Advanced interventional procedure can reverse CTO, with high success rates
If your patient has been diagnosed with chronic total occlusion (CTO), but treatment has been unsuccessful or unavailable, Tulane’s interventional cardiologists may be able to help. Thanks to their advanced training and extensive experience treating people with complex CTO, they have successfully reversed symptoms and improved cardiac function among many patients who thought they had run out of options.
Limited options have left many without treatment
As a physician, you’re well aware that advanced coronary artery disease poses significant health risks – and can be difficult to treat.

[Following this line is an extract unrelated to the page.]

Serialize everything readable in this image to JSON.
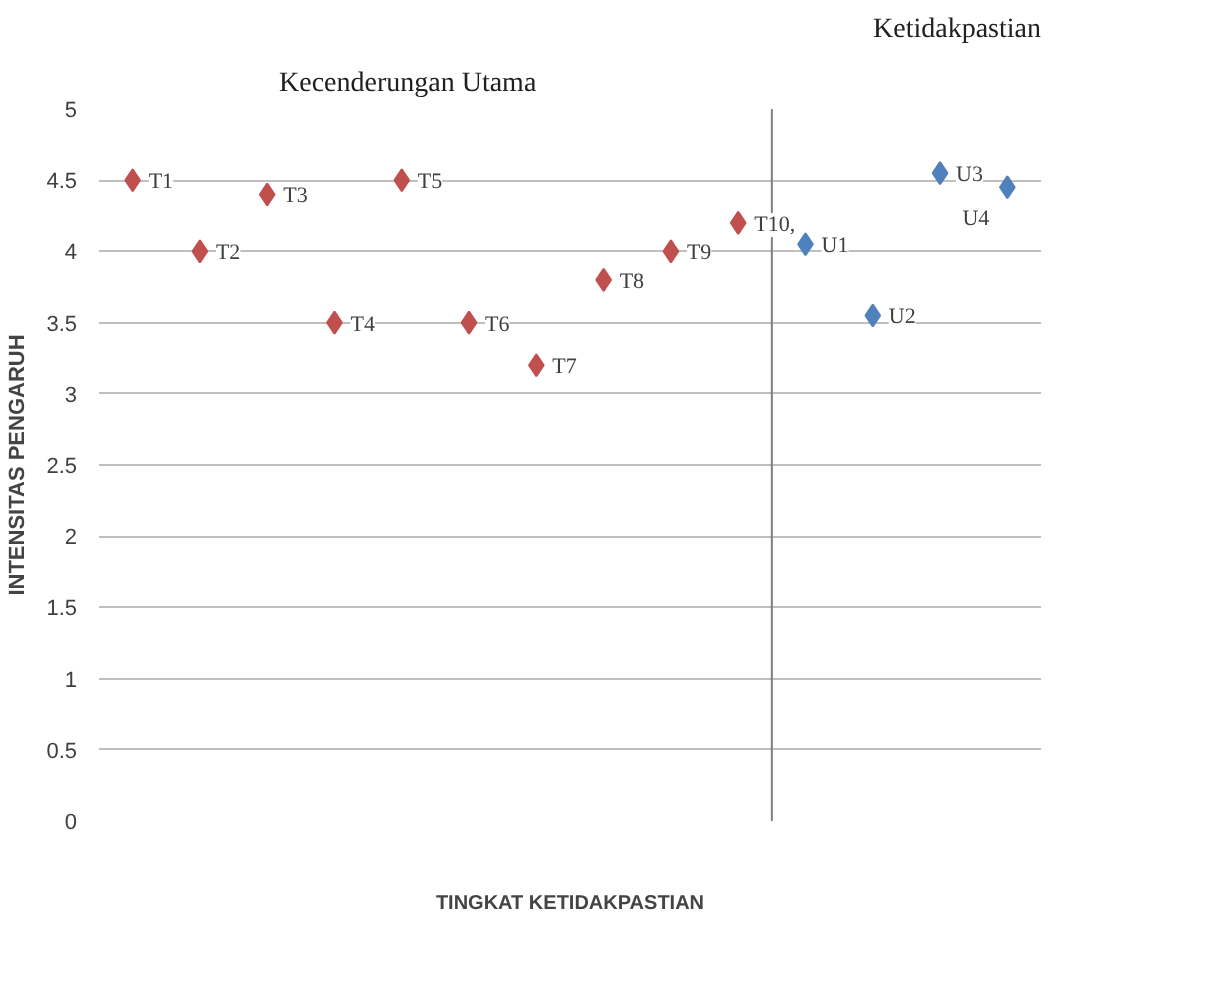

CTO in particular has presented challenges for even the most experienced interventional cardiologists. Because the artery is 100 percent blocked, and often reinforced by calcified or fibrotic tissue, it may be difficult or impossible to cross through the artery. In these cases, standard angioplasty and stenting techniques – which are most successful in cardiac patients with partial blockages – usually do not work.
Although physicians have historically recommended coronary artery bypass grafting (CABG) as an alternative for patients with CTO, a significant number of people are considered too high-risk for open heart surgery.
These circumstances have left a subset of CTO patients untreated – facing a lifetime of worsening and often debilitating symptoms that typically lead to heart attack or heart failure.
How CTO PCI combines advanced techniques to remove blockage
A game-changing procedure called chronic total occlusion percutaneous coronary intervention (CTO PCI) is helping CTO patients who have exhausted other treatment options. With success rates around 90 percent and a complication rate at the national average, the procedure is highly effective – even among high-risk patients.
What’s different about CTO PCI is that it allows physicians to approach a coronary blockage from multiple sides. This requires a combination of advanced imaging procedures (including dual injection angiography and intravascular ultrasound), emerging devices (including the next generation of tiny coronary guide wires) and refined surgical techniques.
With these tools and techniques at their disposal, interventional cardiologists are using innovative approaches to access blockages, including:
- When physicians cannot cross through the lumen due to the length of the blockage, they can dissect into the skin of the artery, specifically entering the space between the intima and media (the middle and outer layers of tissue). After traveling through this space within the artery wall, they can re-enter the artery downstream and place stents before and after the blockage. Over time, the artery will develop new cells that cover the stents, essentially creating a percutaneous bypass inside the vessel.
- Using a hybrid approach that may involve both antegrade (forward moving) and highly specialized retrograde (backward moving) techniques, physicians can access an occlusion by traveling through the small collateral blood vessels that developed to reroute blood flow around the blockage. This network of collateral vessels allows doctors to cross from one side of the heart to the other and enter the blocked artery from multiple sides.
Expanding access to CTO PCI
Although CTO PCI has an impressive track record, the procedure is still not widely available.
As one of the few hospitals in the country to offer CTO PCI, Tulane Medical Center is accepting referrals from across the Gulf South region and beyond.
To expand access to this advanced procedure for patients not able to come to New Orleans, Tulane physicians travel to other U.S. hospitals to train their peers and proctor cases in the cardiac catheterization lab. To date, our interventional cardiologists have proctored CTO PCI procedures in Florida, Alabama, Mississippi, Texas and elsewhere in Louisiana.